The National Museum of African American History and Culture is the only national museum devoted exclusively to the documentation of African American life, history, and culture. It was established by Act of Congress in 2003, but it took decades of efforts to promote and highlight the contributions of African Americans. The Museum opened to the public on September 24, 2016, as the 19th and newest museum of the Smithsonian Institution.

Artifacts and Exhibits

To date, the $540-million museum has collected more than 36,000 artifacts and nearly 100,000 individuals have become members. Some highlights of artifacts include Harriet Tubman’s hymnal; Nat Turner’s bible; a plantation cabin from South Carolina; Guard tower from Angola Prison; Michael Jackson’s fedora; and works by prolific artists such as Charles Alston, Elizabeth Catlett, Romare Bearden, and Henry O. Tanner. In addition, there are historic displays and artifacts depicting the African American’s struggles and triumphs are exhibits that spotlight the significant black presence in the military, sports, arts, music and the entertainment industry.

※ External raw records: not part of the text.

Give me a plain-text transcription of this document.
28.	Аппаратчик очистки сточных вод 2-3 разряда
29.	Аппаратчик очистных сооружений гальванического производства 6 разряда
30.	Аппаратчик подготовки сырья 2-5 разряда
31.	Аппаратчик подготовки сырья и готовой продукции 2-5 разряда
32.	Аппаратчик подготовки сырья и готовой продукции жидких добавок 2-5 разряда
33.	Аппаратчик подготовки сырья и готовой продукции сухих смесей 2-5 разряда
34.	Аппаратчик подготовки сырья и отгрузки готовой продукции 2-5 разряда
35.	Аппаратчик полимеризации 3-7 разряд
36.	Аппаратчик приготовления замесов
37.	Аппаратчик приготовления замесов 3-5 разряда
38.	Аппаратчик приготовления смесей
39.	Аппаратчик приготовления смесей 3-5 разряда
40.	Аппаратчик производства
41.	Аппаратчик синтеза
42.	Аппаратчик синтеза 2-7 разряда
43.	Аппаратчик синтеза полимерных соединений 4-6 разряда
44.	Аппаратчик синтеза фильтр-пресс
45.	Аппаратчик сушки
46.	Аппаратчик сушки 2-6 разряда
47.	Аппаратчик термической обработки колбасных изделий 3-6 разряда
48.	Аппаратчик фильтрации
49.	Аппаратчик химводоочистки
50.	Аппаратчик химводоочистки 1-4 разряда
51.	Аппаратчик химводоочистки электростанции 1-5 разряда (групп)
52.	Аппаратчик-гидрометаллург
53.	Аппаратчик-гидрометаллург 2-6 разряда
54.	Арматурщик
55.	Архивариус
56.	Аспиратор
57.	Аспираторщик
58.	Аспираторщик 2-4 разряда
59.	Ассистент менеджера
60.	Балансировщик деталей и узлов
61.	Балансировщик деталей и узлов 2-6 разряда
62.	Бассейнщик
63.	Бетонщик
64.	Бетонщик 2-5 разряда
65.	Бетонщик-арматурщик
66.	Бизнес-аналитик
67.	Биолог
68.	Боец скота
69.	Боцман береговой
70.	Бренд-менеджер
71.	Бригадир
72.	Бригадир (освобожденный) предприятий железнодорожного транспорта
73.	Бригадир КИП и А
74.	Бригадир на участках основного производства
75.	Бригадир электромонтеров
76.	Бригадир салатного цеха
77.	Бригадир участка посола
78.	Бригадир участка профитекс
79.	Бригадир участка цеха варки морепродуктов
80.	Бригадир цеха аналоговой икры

The Building is a Spectacular Work of Art

The 350,000-square-foot, 10-story building (five above and five below ground) was designed by the architectural team of Freelon Adjaye Bond/Smith Group JJR, and lead designer, Tanzanian-born David Adjaye. Their vision was to envelope the African American’s journey the past, present and future from its exterior to the carefully designed interior exhibit-halls. During the day, the sun strikes the exterior of the building like a flame. The decorative metal frame moderates sunlight into the interior while preserving unrivaled panoramas of the surrounding landscape and monuments. At night, the building glows and is often used as a canvas for digital projection of images of historical African American icons and history makers.

Cultural Dining Experience

A 400-seat cafeteria-style restaurant, Sweet Home Cafe is amazing and has become a destination in its own right. Food and cuisine also tell the story of a people’s culture and history. The museum’s restaurant uses culinary delights to reveal the culture and heritage of African Americans.

Meals served by the café celebrates the diversity in African American cuisine and cooking. Dishes are represented from four regions: the Creole Coast, the North States, Southern States and the Western Range. The National Museum of African American History and Culture is a place where all Americans can witness and learn about the richness and diversity of American history. It is a very popular attraction so be sure to plan your visit to the museum and order time-entry passes ahead of your visit.